The Trickster pressed her lips together while wiping his sorrow away. “No, Thalor, for Svala wanted this for you in case of her death.”
“She did?”
“Yes. She knew my true nature. You have her permission to let go of your inhibitions for one day a year. Don’t deny your mistress on this special day, for she desires to please you … hungers for you … for your ki … for her honorary … consort. All because you didn’t act on your desire for so many years.”
Alonka’s gown undid itself, falling off at a tantalizingly slow pace, leaving her bare. She placed one hand on her hip. “What do you think?”
Wide-eyed, furs bulging at his groin, he gaped. “By the titans of Navia.”
Like molten garnets, her eyes gleamed, her voice a demonic murmur laced with Svala’s voice. “Want help with your furs?”
The dark storm consumed his eyes, his hungry growl echoing in the shrine. “Banish them.”
She snapped her fingers.
Poof.
“What doest thou want?”
With hands wrapped around her ass, he pulled her close as can be, eyes glued to her chest. “I want you against the statue.”
Tongue tracing her lips, her eyes wandered to his chiseled arms as she wrapped her legs around him. The pair floated. “Before sunup, warlord, you’ll have me on every surface in this chamber—including the ceiling.”
***
Thalor, clad in his furs, buttoned up Alonka’s nursing gown from behind as the babies stirred in the bassinet. Upon completion, he held her around her chest. He gave a heavy yawn.
“Get enough ki?”
“Plenty.”
“I was thinking … what if we did this more than once a year? You need to feed[6] and won’t have a proper consort for decades.”
She spun to face him and wrapped her arms around his neck. “Fallen for me so soon, have you?”
“As you said, Svala would want this for me.”
“I like you Thalor, but let’s not get too attached. You must maintain the pretense of loneliness to keep our secret. Can you do that?”
He stroked her blonde mane. “I swear on my soul.”
Alonka twisted her hand, a four-leaf clover amulet fading into existence. She put it around Thalor’s neck. “It only works once a year, I’m afraid. So, on this anniversary, every year, come alone to this shrine after midnight. Hold this, and think Alonka, Alonka, Alonka. It’ll summon me. You must never take it off, or the enchantment will break.”
He rubbed it. “You give these to all your lovers?”
“It’s a unique artifact, just for you.” She touched his cheek. “You’re magnificent, you know that? Svala was a lucky woman.”
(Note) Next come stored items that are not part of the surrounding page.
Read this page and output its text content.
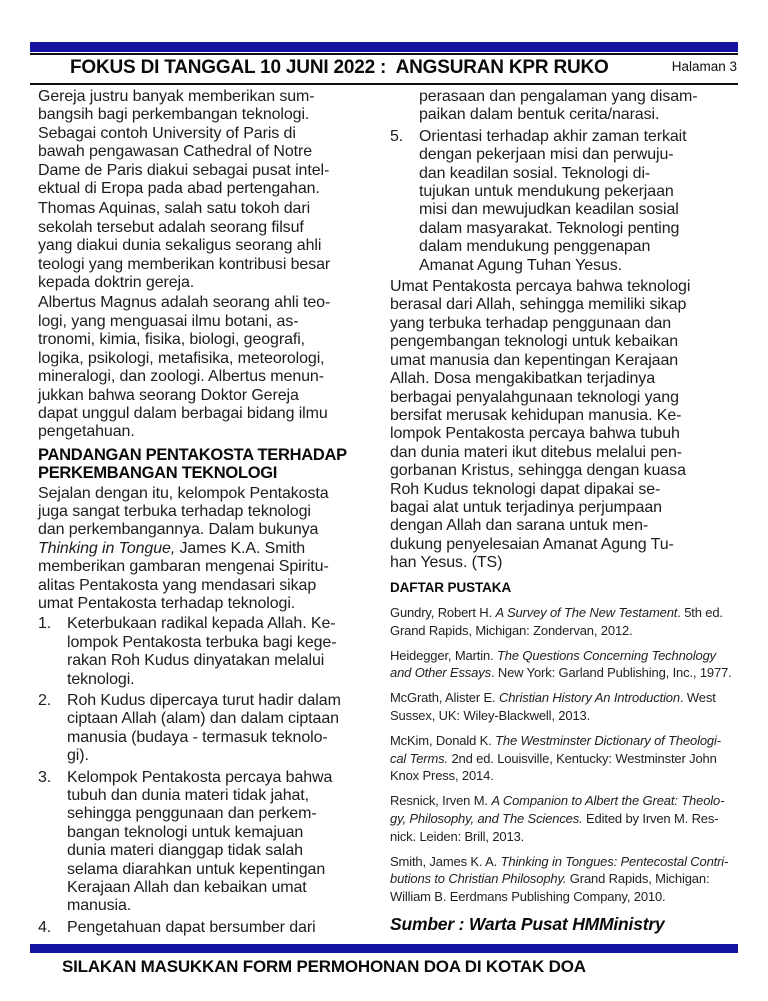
FOKUS DI TANGGAL 10 JUNI 2022 :  ANGSURAN KPR RUKO	Halaman 3
Gereja justru banyak memberikan sum-
bangsih bagi perkembangan teknologi.
Sebagai contoh University of Paris di
bawah pengawasan Cathedral of Notre
Dame de Paris diakui sebagai pusat intel-
ektual di Eropa pada abad pertengahan.
Thomas Aquinas, salah satu tokoh dari
sekolah tersebut adalah seorang filsuf
yang diakui dunia sekaligus seorang ahli
teologi yang memberikan kontribusi besar
kepada doktrin gereja.
Albertus Magnus adalah seorang ahli teo-
logi, yang menguasai ilmu botani, as-
tronomi, kimia, fisika, biologi, geografi,
logika, psikologi, metafisika, meteorologi,
mineralogi, dan zoologi. Albertus menun-
jukkan bahwa seorang Doktor Gereja
dapat unggul dalam berbagai bidang ilmu
pengetahuan.
PANDANGAN PENTAKOSTA TERHADAP
PERKEMBANGAN TEKNOLOGI
Sejalan dengan itu, kelompok Pentakosta
juga sangat terbuka terhadap teknologi
dan perkembangannya. Dalam bukunya
Thinking in Tongue, James K.A. Smith
memberikan gambaran mengenai Spiritu-
alitas Pentakosta yang mendasari sikap
umat Pentakosta terhadap teknologi.
1. Keterbukaan radikal kepada Allah. Ke-
lompok Pentakosta terbuka bagi kege-
rakan Roh Kudus dinyatakan melalui
teknologi.
2. Roh Kudus dipercaya turut hadir dalam
ciptaan Allah (alam) dan dalam ciptaan
manusia (budaya - termasuk teknolo-
gi).
3. Kelompok Pentakosta percaya bahwa
tubuh dan dunia materi tidak jahat,
sehingga penggunaan dan perkem-
bangan teknologi untuk kemajuan
dunia materi dianggap tidak salah
selama diarahkan untuk kepentingan
Kerajaan Allah dan kebaikan umat
manusia.
4. Pengetahuan dapat bersumber dari
perasaan dan pengalaman yang disam-
paikan dalam bentuk cerita/narasi.
5. Orientasi terhadap akhir zaman terkait
dengan pekerjaan misi dan perwuju-
dan keadilan sosial. Teknologi di-
tujukan untuk mendukung pekerjaan
misi dan mewujudkan keadilan sosial
dalam masyarakat. Teknologi penting
dalam mendukung penggenapan
Amanat Agung Tuhan Yesus.
Umat Pentakosta percaya bahwa teknologi
berasal dari Allah, sehingga memiliki sikap
yang terbuka terhadap penggunaan dan
pengembangan teknologi untuk kebaikan
umat manusia dan kepentingan Kerajaan
Allah. Dosa mengakibatkan terjadinya
berbagai penyalahgunaan teknologi yang
bersifat merusak kehidupan manusia. Ke-
lompok Pentakosta percaya bahwa tubuh
dan dunia materi ikut ditebus melalui pen-
gorbanan Kristus, sehingga dengan kuasa
Roh Kudus teknologi dapat dipakai se-
bagai alat untuk terjadinya perjumpaan
dengan Allah dan sarana untuk men-
dukung penyelesaian Amanat Agung Tu-
han Yesus. (TS)
DAFTAR PUSTAKA
Gundry, Robert H. A Survey of The New Testament. 5th ed.
Grand Rapids, Michigan: Zondervan, 2012.
Heidegger, Martin. The Questions Concerning Technology
and Other Essays. New York: Garland Publishing, Inc., 1977.
McGrath, Alister E. Christian History An Introduction. West
Sussex, UK: Wiley-Blackwell, 2013.
McKim, Donald K. The Westminster Dictionary of Theologi-
cal Terms. 2nd ed. Louisville, Kentucky: Westminster John
Knox Press, 2014.
Resnick, Irven M. A Companion to Albert the Great: Theolo-
gy, Philosophy, and The Sciences. Edited by Irven M. Res-
nick. Leiden: Brill, 2013.
Smith, James K. A. Thinking in Tongues: Pentecostal Contri-
butions to Christian Philosophy. Grand Rapids, Michigan:
William B. Eerdmans Publishing Company, 2010.
Sumber : Warta Pusat HMMinistry
SILAKAN MASUKKAN FORM PERMOHONAN DOA DI KOTAK DOA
“It was like being with her again—your hair was a wonderful addition.” He emitted a content sigh. “You mentioned earlier about wanting to be warlord.”
Alonka laughed. “My touching did a number on you.”
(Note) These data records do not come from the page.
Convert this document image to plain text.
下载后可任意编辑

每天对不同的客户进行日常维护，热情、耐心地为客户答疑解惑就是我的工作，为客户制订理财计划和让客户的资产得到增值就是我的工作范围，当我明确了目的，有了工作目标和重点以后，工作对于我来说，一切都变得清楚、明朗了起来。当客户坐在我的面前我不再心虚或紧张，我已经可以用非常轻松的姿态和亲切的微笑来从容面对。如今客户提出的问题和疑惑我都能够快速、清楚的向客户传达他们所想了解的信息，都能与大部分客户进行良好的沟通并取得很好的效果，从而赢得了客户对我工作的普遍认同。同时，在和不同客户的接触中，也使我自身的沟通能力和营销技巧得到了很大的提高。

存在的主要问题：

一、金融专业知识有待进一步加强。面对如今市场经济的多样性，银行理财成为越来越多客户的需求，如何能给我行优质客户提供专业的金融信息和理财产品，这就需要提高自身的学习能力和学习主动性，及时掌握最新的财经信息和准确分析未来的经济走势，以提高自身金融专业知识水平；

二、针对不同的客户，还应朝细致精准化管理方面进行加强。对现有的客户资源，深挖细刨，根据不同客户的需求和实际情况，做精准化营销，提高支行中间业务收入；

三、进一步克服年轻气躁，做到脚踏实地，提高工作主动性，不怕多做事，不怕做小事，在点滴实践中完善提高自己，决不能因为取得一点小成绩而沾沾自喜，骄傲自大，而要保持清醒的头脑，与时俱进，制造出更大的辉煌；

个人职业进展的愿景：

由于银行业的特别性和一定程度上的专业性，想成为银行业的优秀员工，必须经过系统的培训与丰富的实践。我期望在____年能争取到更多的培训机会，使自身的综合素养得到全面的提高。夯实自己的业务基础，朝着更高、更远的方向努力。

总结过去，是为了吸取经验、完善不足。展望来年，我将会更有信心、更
“Do you wish me to give the order?”
“No, seriously, I don’t want it.” Alonka poked his forehead. “There. Feeling more yourself?”
Thalor’s head shook rapidly. “What just happened?”
“You got mesmerized by my special touch. How about considering Syla as warlord?”
“Dragan is my heir—he’ll inherit the mantle. Such is our ways.”
Alonka clicked her tongue. “You could break tradition, warlord.”
“I’m too old to change. And the other clans would revolt.”
“They might.” She rubbed his cheeks. “But you’re in your prime.”
“Your generosity is only outweighed by your beauty, Trickster. If I may impose, do you have any advice on how to care for the babies? Without their mother, I’m lost. There are, of course, people who can help me, but I had hoped to care for them with Svala. Will you …”
Alonka ran her hand down his arm. “Oh, Thalor. Your people can teach you how to feed them, change them, and hold them. But I don’t want you moping around, so I’ll stay with you for the first two months.”
“I accept. Thank you for showing such generosity this night.”
“You deserve it. Now I have to go, but I’ll return in the evening.” A forlorn sigh escaped Alonka’s lips. “I must return your sorrow.”
“Yes, it is time.”
She kissed him gently.
His face soured as he clutched the amulet, falling to his knees. He gazed up at The Trickster, squinting in pain. “Svala?”
“She loved you, Thalor. More than you know.” A bright flash of silver light enveloped the chamber, leaving a smoky scent and a glittery four-leaf clover on the floor.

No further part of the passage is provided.